Gökhan usta ellerine sağlık.
Bir kaç adet sorum olacak. Birincisi , hiç çeliği test etme imkanınız oldu mu? Özellikle karbon içeriği olarak yüzdesi hakkında bilginiz var mı? Malum normalde çeliğin yüzde 1 ila 1.5 arasında bir karbon içermesi gerekiyor ya da öyle isteniyor. Daha düşük karbon içeren örnekleri de var.
İkincisi aslında ilk soru ile de alakalı biraz çelik artığından mı yaptınız yoksa sünger demirden (yahut herhangi bir demirden inşaat demiri eski malzemeler vs.) mi yaptınız. Sanırım Niels Provos kendi denemesinde eski vagon tekerlerinden birini kullanmıştı. Demir olduğunu düşündüğü bu malzeme çeliğe dönüşmüştü. Kıvılcım testi yaptığında ise yüzde 0.6 civarında karbon içerdiğini tahmin etmişti.
Bu çeliği dövmek hakikaten meşakkatli bir iş kitabına uygun dövmek daha meşakkatli bir iş. Hintlilerin neden kolaya kaçtığına şaşırmamak gerekir ama hala daha bu çeliğe wootz denmesine içerlemiyor değilim. Esasında bu konu hep efsane ile gerçek iç içe zaten. Wikipedia linkinde dahi Ann Feuerbach'ın çalışmalarını tersten anlayıp yazanlar var. Vanadyum içeren Türk çeliği olmasına rağmen bunu Hint çeliği olarak yazmışlar. Ben mi yanlış hatırlıyorum yoksa 
https://en.wikipedia.org/wiki/Crucible_steel
Bu arada sesi çok güzel.
Selim bu çeliğin test sonuçları henüz elime geçmedi, geçtiğinde sizleri de bilgilendiririm. Yalnız ilk yaptığım denemelerde kırdığım çeliklerin karbon oranları 2'nin üzerindeydi, hatta biri 2,7 çıktı !!! kırılmasına şaşırmamak gerek

. Bu çeliğinde 1,5 - 2 arasında olmasını bekliyorum. Ama şaşırtabilir de çünkü ilk çelikler dövme işlerinin başında kırılmıştı bunlar uzunca bir süre dövüldükleri için daha da az olabilirler, o yüzden 2'nin altında olduğunu umuyorum. ?

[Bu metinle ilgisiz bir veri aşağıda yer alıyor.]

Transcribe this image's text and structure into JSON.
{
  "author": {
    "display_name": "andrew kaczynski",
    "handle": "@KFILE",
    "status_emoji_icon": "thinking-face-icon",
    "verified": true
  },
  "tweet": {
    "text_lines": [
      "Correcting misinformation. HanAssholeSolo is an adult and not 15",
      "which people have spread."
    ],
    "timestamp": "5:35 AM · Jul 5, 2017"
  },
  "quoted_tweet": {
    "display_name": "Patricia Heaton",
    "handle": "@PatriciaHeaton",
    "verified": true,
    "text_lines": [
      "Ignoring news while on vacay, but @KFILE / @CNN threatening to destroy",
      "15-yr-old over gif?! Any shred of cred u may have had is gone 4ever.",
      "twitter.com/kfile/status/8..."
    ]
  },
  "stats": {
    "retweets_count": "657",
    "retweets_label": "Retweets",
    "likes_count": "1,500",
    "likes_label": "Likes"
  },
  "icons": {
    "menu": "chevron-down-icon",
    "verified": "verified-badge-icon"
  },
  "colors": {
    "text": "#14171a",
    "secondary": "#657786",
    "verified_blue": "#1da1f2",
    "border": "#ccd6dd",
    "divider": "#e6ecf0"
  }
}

Niels'in videolarını seyretmiştim, yanlış yaptığı pek çok şey vardı ve en sonunda zor da olsa bir şeyler üretebildi. Alında işi bilseniz bile sürecin ne kadar zor olduğunu gösteren bir delil bu videolar. Ben hemen hemen her denememde farklı malzemeler deniyorum ki desen farkından da az çok anlaşılıyor.
Wootz mevzundaki rahatsızlığını anlıyorum zira bende artık Türkçe bir şeyler yazacaksam "pota çeliği" yada "polat" demeye çalışıyorum. Kendi bloğumdaki bir makalede de özellikle bu yanlış anlaşılmanın yersizliğine değindim ama bunu insanların gözüne sokmadan anlatmanın bir yolunu bulmaya çalışıyorum.
Fuara gitme sebeplerimden biri de bu aslında. Umarım orada insanlara bu çeliği doğru bir şekilde anlatabilirim. Tabi şu da var ben bu çeliği Türkiye'de işleyerek bir şeyi başarmış olabilirim ama buna ilgi gösterip yaşatmakta toplumun sorumluluğu. Yeterince ilgi gösterilmeyen bir şeyin tekrar tarihin tozlu raflarına kalması da kaçınılmaz.
Ben bu konuda üzerime düşeni yaptığıma inanıyorum ama " ilgi " ile alakalı kısım konusunda endişelerim var.